NAME                    	CHART VERSION	APP VERSION	DESCRIPTION
datadog/datadog-operator	1.0.0        	1.0.0      	Datadog Operator

Install cert manager

If you do not already have the cert manager, install it with Helm.

Add the chart:

helm repo add jetstack https://charts.jetstack.io

Then, install it:

 helm install \
  cert-manager jetstack/cert-manager \
  --version v1.11.0 \
  --set installCRDs=true

Migration

Run the following command to redeploy the Datadog Operator and configure Kubernetes to store version v2alpha1 of the DatadogAgent:

helm upgrade \
    datadog-operator datadog/datadog-operator \
    --set image.tag=1.0.0 \
    --set datadogCRDs.migration.datadogAgents.version=v2alpha1 \
    --set datadogCRDs.migration.datadogAgents.useCertManager=true \
    --set datadogCRDs.migration.datadogAgents.conversionWebhook.enabled=true

With this, the conversion webhook server (run by the Datadog Operator) converts existing DatadogAgent objects.

If you have v1alpha1 versions and migrate, it is recommended that you save the converted version and start solely deploying the converted version. Once you deploy only the v2alpha1 DatadogAgent, you can disable the conversion webhook.

Notes

Starting at the version 1.0.0 of the datadog-operator chart, the field image.tag has a default values of 1.0.0, and datadogCRDs.migration.datadogAgents.version is v2alpha1.

These are set in the command here to illustrate the migration of going from a Datadog Operator version < 1.0.0 with a stored version of v1alpha1 to the GA version of 1.0.0 with a stored version of v2alpha1.

Implementation details

This creates a self-signed Certificate (using an Issuer) that is used by the Certificate Manager to mutate the DatadogAgent CRD to document the caBundle that the API Server uses to contact the conversion webhook.

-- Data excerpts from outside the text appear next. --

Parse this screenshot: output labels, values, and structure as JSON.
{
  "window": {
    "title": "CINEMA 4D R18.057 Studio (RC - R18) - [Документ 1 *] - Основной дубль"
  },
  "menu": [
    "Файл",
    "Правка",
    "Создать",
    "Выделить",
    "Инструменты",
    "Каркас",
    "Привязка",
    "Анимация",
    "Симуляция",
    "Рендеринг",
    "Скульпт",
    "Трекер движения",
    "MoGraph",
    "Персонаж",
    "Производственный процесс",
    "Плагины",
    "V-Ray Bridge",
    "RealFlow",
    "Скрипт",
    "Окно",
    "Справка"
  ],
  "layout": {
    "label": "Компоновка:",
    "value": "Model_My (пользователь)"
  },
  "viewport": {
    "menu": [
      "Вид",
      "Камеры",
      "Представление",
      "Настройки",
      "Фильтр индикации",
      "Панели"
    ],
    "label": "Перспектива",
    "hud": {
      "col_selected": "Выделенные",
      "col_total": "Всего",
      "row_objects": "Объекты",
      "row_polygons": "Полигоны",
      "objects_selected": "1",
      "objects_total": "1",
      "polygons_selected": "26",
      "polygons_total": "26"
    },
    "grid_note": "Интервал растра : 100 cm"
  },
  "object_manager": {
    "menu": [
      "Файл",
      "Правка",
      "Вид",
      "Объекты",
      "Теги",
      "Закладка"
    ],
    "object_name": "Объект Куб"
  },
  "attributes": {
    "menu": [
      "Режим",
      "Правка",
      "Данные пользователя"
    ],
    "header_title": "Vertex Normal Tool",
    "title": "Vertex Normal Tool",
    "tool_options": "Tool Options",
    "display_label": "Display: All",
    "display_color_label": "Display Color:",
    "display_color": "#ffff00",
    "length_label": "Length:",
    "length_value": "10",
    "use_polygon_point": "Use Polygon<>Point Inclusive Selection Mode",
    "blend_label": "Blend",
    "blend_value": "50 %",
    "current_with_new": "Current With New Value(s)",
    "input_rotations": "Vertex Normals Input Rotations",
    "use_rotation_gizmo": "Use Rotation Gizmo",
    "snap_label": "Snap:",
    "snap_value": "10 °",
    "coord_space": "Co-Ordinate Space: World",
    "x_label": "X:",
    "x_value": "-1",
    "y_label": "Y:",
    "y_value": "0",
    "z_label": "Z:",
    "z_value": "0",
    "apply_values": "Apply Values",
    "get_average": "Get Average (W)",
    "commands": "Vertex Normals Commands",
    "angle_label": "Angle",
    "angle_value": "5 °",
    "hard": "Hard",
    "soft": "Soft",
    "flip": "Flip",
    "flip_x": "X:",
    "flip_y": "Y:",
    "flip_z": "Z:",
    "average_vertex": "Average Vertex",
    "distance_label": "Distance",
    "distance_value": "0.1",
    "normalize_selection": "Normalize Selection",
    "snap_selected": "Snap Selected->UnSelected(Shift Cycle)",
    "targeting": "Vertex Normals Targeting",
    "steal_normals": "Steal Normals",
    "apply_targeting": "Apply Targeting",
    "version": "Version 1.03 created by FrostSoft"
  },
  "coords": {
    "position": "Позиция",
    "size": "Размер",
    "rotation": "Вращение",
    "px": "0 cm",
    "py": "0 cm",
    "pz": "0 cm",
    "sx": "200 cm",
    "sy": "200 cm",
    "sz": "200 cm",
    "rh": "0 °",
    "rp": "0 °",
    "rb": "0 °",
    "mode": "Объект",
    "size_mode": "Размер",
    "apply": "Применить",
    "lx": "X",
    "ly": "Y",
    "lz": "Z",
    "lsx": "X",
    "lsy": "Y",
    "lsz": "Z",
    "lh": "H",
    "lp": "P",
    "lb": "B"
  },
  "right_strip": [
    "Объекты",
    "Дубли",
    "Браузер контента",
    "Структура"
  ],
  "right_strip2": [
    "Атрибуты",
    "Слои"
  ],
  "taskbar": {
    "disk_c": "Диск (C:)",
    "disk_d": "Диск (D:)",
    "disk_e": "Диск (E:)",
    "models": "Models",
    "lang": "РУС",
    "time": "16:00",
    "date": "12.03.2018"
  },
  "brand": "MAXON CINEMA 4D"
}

The Datadog Operator is running the reconciler for v2alpha1 object and starts a conversion webhook server, exposed on port 9443. The API Server uses this server to convert v1alpha1 DatadogAgent to v2alpha1.

Lifecycle

The conversion webhook is not meant to run indefinitely. Datadog only recommends it to migrate your objects during a transitional period.

Once converted, you can store the new version of your DatadogAgent, deactivate the conversion, and deploy only v2alpha1 objects.

Troubleshooting

I don’t see the v2alpha1 version of the DatadogAgent resource.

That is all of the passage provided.